Vor allem lehnen wir eine unter Linken häufig anzutreffende Einschätzung ab, daß die DDR von außen zerstört und gleichsam zwangsweise an die BRD angeschlossen wurde. Hier scheint es doch eher so zu sein, daß die überwiegende Mehrheit der DDR-Bevölkerung bewußt den Weg "Heim ins Reich" antrat.

Bewußt das Falsche zu wollen, treibt - wenn dies die Massen tun - viele Linke in den Erklärungsnotstand. Hier helfen dann Manipulations- und Verschwörungstheorien. Das Arsenal reicht von einer völlig verkürzt aufgelegten Kritischen Theorie bis zu banalen Verschwörungstheorien im Gewand sogenannter materialistischer Analysen.

Daß die Leute mit dem "falschen Bewußtsein" schließlich doch das Richtige taten, hat bei uns keine Bestürzung hervorgerufen, denn so dolle war die DDR in echt nicht, obgleich sie sich durchaus auf wenigen gesellschaftlichen Feldern gegenüber der BRD überlegen zeigte - jedenfalls was Sauberkeit und Pflichtbewußtsein, Aufrichtigkeit und Heimatliebe anbelangte. Hier handelte es sich by the way um das "richtige Bewußtsein" für funktionierende nationalstaatliche Planwirtschaften. Nur leider funktionierte die der DDR ebensowenig wie die der anderen realexistierenden sozialistischen Staaten. Deshalb handelten die DDRlerInnen mit dem richtigen Bewußtsein grundfalsch, als sie zunächst daheim nach einer neuen Geschäftsführung zu suchen begannen. Dies trieb das führende Personal nur an, die Aufgabe des Geschäfts unverzüglich einzuleiten, um dem drohenden Konkurs zuvor zu kommen.

So wurde aus "Wir sind das Volk" alsbald "Wir sind ein Volk", was dem Wunsch nach neuem, erfolgreicherem Führungspersonal griffig Ausdruck verlieh. Von daher gäbe es eigentlich wenig zu dokumentieren.
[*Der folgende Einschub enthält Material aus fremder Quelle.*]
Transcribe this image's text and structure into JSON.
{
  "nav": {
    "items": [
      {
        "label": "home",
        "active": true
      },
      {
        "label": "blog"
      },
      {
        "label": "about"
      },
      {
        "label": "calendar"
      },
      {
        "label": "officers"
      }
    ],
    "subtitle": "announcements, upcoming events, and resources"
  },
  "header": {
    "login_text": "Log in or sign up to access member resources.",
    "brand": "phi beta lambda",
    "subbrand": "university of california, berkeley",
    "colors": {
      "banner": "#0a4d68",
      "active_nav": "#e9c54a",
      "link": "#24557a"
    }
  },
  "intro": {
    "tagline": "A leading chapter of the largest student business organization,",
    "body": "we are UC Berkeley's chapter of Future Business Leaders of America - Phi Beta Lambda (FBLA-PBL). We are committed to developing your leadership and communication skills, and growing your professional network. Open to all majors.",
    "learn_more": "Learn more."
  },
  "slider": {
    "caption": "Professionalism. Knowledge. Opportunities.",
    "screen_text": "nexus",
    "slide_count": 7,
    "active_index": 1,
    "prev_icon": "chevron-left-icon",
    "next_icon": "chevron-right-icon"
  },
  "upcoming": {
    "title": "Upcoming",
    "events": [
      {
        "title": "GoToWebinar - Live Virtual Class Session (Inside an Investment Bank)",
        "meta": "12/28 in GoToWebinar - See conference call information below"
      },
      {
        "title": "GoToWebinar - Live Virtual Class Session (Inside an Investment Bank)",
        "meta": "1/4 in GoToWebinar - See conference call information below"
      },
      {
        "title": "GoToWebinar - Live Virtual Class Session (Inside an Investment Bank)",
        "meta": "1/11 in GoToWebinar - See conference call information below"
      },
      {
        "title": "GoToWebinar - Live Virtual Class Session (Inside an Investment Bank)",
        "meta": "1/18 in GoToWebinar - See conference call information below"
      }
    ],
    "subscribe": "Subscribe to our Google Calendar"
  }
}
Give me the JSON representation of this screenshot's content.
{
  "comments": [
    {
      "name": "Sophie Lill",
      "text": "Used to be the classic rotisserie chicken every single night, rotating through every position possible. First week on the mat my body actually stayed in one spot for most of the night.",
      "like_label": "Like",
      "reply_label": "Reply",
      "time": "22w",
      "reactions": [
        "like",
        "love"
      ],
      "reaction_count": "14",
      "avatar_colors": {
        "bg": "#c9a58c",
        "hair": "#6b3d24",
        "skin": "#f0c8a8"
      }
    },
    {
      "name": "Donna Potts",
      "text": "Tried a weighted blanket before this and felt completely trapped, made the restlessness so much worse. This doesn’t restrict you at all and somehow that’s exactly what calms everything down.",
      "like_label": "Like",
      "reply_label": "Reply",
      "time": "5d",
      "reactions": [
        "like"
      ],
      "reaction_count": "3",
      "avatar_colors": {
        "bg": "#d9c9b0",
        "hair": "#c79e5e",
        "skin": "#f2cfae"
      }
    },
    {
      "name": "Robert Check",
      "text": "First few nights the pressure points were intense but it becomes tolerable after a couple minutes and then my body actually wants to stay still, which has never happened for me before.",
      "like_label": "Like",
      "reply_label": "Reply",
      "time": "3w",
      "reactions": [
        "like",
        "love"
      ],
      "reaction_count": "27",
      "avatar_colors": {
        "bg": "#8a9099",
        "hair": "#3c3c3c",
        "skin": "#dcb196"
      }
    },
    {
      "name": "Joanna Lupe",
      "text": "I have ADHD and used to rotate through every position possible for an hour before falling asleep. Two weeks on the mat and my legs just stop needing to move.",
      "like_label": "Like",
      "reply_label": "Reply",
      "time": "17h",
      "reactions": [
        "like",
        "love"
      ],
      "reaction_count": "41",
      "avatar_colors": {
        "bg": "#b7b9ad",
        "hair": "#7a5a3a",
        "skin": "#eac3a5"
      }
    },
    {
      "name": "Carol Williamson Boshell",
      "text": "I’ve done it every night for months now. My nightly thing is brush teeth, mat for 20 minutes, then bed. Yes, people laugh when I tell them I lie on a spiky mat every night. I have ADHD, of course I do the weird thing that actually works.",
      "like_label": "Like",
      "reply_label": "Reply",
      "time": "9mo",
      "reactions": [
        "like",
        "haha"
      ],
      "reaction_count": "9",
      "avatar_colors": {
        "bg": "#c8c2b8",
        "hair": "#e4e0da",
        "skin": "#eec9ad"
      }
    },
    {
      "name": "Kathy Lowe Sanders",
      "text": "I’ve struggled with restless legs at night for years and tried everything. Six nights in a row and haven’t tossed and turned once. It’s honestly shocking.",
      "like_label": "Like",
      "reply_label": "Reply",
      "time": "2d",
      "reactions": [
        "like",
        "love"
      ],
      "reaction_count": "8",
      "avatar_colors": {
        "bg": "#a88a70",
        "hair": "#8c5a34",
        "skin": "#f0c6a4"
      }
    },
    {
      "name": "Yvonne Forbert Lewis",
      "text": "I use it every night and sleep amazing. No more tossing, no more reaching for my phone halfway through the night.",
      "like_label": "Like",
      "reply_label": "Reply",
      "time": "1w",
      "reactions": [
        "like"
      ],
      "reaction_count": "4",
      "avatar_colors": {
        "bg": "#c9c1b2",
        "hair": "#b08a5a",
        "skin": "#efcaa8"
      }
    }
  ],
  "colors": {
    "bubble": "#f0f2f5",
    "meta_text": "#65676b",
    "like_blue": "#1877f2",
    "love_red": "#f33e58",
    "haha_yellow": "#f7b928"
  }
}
Zumal dies dies seit Wochen die bürgerlichen Medien aufs trefflichste besorgen.

Dennoch. In solchen gewaltigen Umbruchsituationen verschaffen sich Minderheiten, vor allem widerborstige, bisweilen Gehör und entwickeln interessante Konzepte und Experimente, konkrete Utopien einer menschengerechten Gesellschaft ohne Ausbeutung und Unterdrückung. So was passierte auch in der Zeit zwischen Mauerlöcherung im November 1989 und den Volkskammerwahlen im Frühjahr 1990. Das werden wir versuchen zu dokumentieren.

Wenn auch der emanzipative Gehalt dieser Versuche - etwa in der Form von Bürgerkomitees - unbestritten ist, so bezweifeln wir im Gegensatz zur telegraph-Redaktion, daß sich in diesen Formen Tragfähiges für zukünftige gesellschaftliche Umwälzungen finden ließe. Das Positive dieser Versuche bestand gerade nicht in der posthum zum Mythos verdichteten Tragfähigkeitsvermutung, sondern in der Tatsache, das anderes als der Mainstream zu denken möglich und realistisch war. Kurzum: daß gesellschaftliche Umwälzungen immer auch Suchbewegungen nach alternativen Lebensform hervorrufen, in denen Aufruhr und Revolte für eine freie Gesellschaft aufkeimen.